Danielle Khalaf, a U.S. citizen of Palestinian descent, opted on three separate occasions in January to remain seated and silent as her classmates recited the Pledge of Allegiance, saying she was protesting the Israeli government's U.S.-backed assault on Gaza.
The lawsuit, backed by the ACLU of Michigan and the Arab American Civil Rights League, alleges that when Khalaf approached her teacher after class to explain why she was not standing and reciting the pledge, the teacher responded, "Since you live in this country and enjoy its freedom, if you don't like it, you should go back to your country."
Khalaf told reporters earlier this year that she "ran out of the room crying," and the lawsuit states that she "suffered extensive emotional and social injuries" stemming from the teacher's conduct. The third time Khalaf declined to stand for and recite the pledge, the teacher "admonished" her in front of the class and told her "she was being disrespectful and that she should be ashamed of herself," according to the complaint.

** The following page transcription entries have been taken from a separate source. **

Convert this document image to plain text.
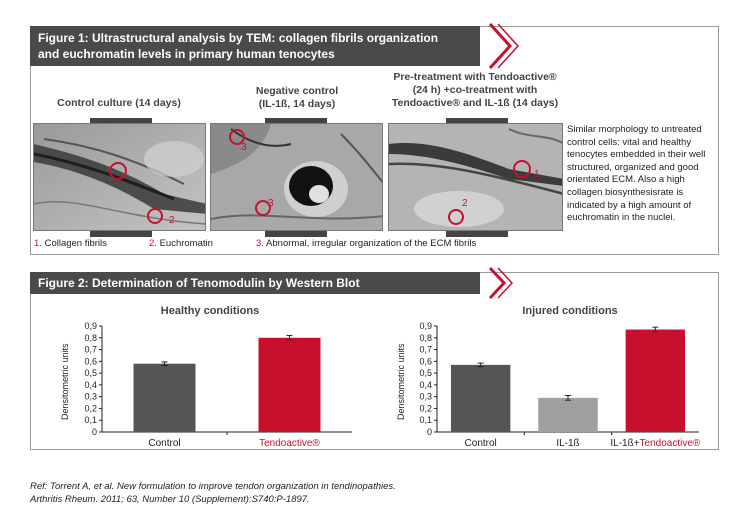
Figure 1: Ultrastructural analysis by TEM: collagen fibrils organization
and euchromatin levels in primary human tenocytes
Control culture (14 days)
Negative control
(IL-1ß, 14 days)
Pre-treatment with Tendoactive®
(24 h) +co-treatment with
Tendoactive® and IL-1ß (14 days)
1
2
3
3
1
2
Similar morphology to untreated control cells: vital and healthy tenocytes embedded in their well structured, organized and good orientated ECM. Also a high collagen biosynthesisrate is indicated by a high amount of euchromatin in the nuclei.
1. Collagen fibrils	2. Euchromatin	3. Abnormal, irregular organization of the ECM fibrils
Figure 2: Determination of Tenomodulin by Western Blot
Healthy conditions
Densitometric units
0
0,1
0,2
0,3
0,4
0,5
0,6
0,7
0,8
0,9
Control	Tendoactive®
Injured conditions
Densitometric units
0
0,1
0,2
0,3
0,4
0,5
0,6
0,7
0,8
0,9
Control	IL-1ß	IL-1ß+Tendoactive®
Ref: Torrent A, et al. New formulation to improve tendon organization in tendinopathies.
Arthritis Rheum. 2011; 63, Number 10 (Supplement):S740:P-1897.
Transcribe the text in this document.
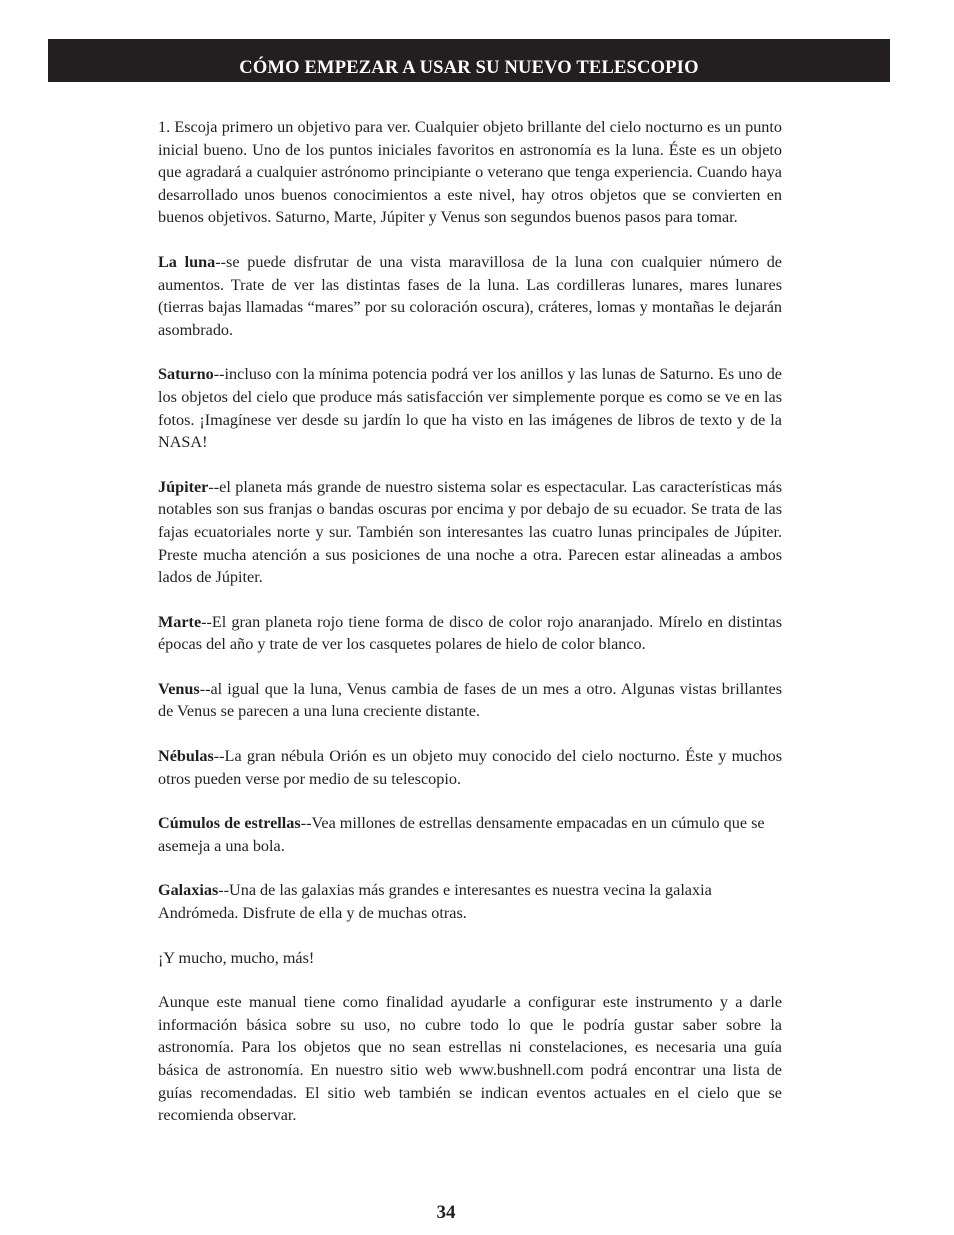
CÓMO EMPEZAR A USAR SU NUEVO TELESCOPIO

1. Escoja primero un objetivo para ver. Cualquier objeto brillante del cielo nocturno es un punto inicial bueno. Uno de los puntos iniciales favoritos en astronomía es la luna. Éste es un objeto que agradará a cualquier astrónomo principiante o veterano que tenga experiencia. Cuando haya desarrollado unos buenos conocimientos a este nivel, hay otros objetos que se convierten en buenos objetivos. Saturno, Marte, Júpiter y Venus son segundos buenos pasos para tomar.

La luna--se puede disfrutar de una vista maravillosa de la luna con cualquier número de aumentos. Trate de ver las distintas fases de la luna. Las cordilleras lunares, mares lunares (tierras bajas llamadas “mares” por su coloración oscura), cráteres, lomas y montañas le dejarán asombrado.

Saturno--incluso con la mínima potencia podrá ver los anillos y las lunas de Saturno. Es uno de los objetos del cielo que produce más satisfacción ver simplemente porque es como se ve en las fotos. ¡Imagínese ver desde su jardín lo que ha visto en las imágenes de libros de texto y de la NASA!

Júpiter--el planeta más grande de nuestro sistema solar es espectacular. Las características más notables son sus franjas o bandas oscuras por encima y por debajo de su ecuador. Se trata de las fajas ecuatoriales norte y sur. También son interesantes las cuatro lunas principales de Júpiter. Preste mucha atención a sus posiciones de una noche a otra. Parecen estar alineadas a ambos lados de Júpiter.

Marte--El gran planeta rojo tiene forma de disco de color rojo anaranjado. Mírelo en distintas épocas del año y trate de ver los casquetes polares de hielo de color blanco.

Venus--al igual que la luna, Venus cambia de fases de un mes a otro. Algunas vistas brillantes de Venus se parecen a una luna creciente distante.

Nébulas--La gran nébula Orión es un objeto muy conocido del cielo nocturno. Éste y muchos otros pueden verse por medio de su telescopio.

Cúmulos de estrellas--Vea millones de estrellas densamente empacadas en un cúmulo que se asemeja a una bola.

Galaxias--Una de las galaxias más grandes e interesantes es nuestra vecina la galaxia Andrómeda. Disfrute de ella y de muchas otras.

¡Y mucho, mucho, más!

Aunque este manual tiene como finalidad ayudarle a configurar este instrumento y a darle información básica sobre su uso, no cubre todo lo que le podría gustar saber sobre la astronomía. Para los objetos que no sean estrellas ni constelaciones, es necesaria una guía básica de astronomía. En nuestro sitio web www.bushnell.com podrá encontrar una lista de guías recomendadas. El sitio web también se indican eventos actuales en el cielo que se recomienda observar.

34
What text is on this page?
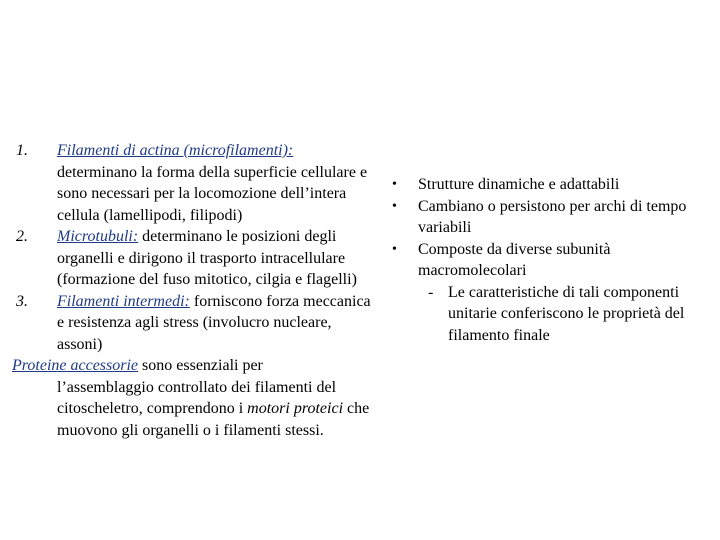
1. Filamenti di actina (microfilamenti): determinano la forma della superficie cellulare e sono necessari per la locomozione dell’intera cellula (lamellipodi, filipodi)
2. Microtubuli: determinano le posizioni degli organelli e dirigono il trasporto intracellulare (formazione del fuso mitotico, cilgia e flagelli)
3. Filamenti intermedi: forniscono forza meccanica e resistenza agli stress (involucro nucleare, assoni)
Proteine accessorie sono essenziali per
l’assemblaggio controllato dei filamenti del citoscheletro, comprendono i motori proteici che muovono gli organelli o i filamenti stessi.
• Strutture dinamiche e adattabili
• Cambiano o persistono per archi di tempo variabili
• Composte da diverse subunità macromolecolari
- Le caratteristiche di tali componenti unitarie conferiscono le proprietà del filamento finale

Nabih Ayad, an attorney for the Arab American Civil Rights League, said in a statement that "it is disturbing that a teacher who is trusted to teach our children would succumb to such insensitivities to one of her students knowing that the student is of Arab Palestinian descent, and knowing of the many deaths overseas in Gaza of family members of Palestinians living in metro Detroit, that she would add insult to injury and call the student out for simply exercising her constitutional right not to partake in the Pledge of Allegiance as a sign of protest."
"That teacher most definitely should have known it is every student's right in this country to not stand for the Pledge of Allegiance regardless of your personal views," said Ayad.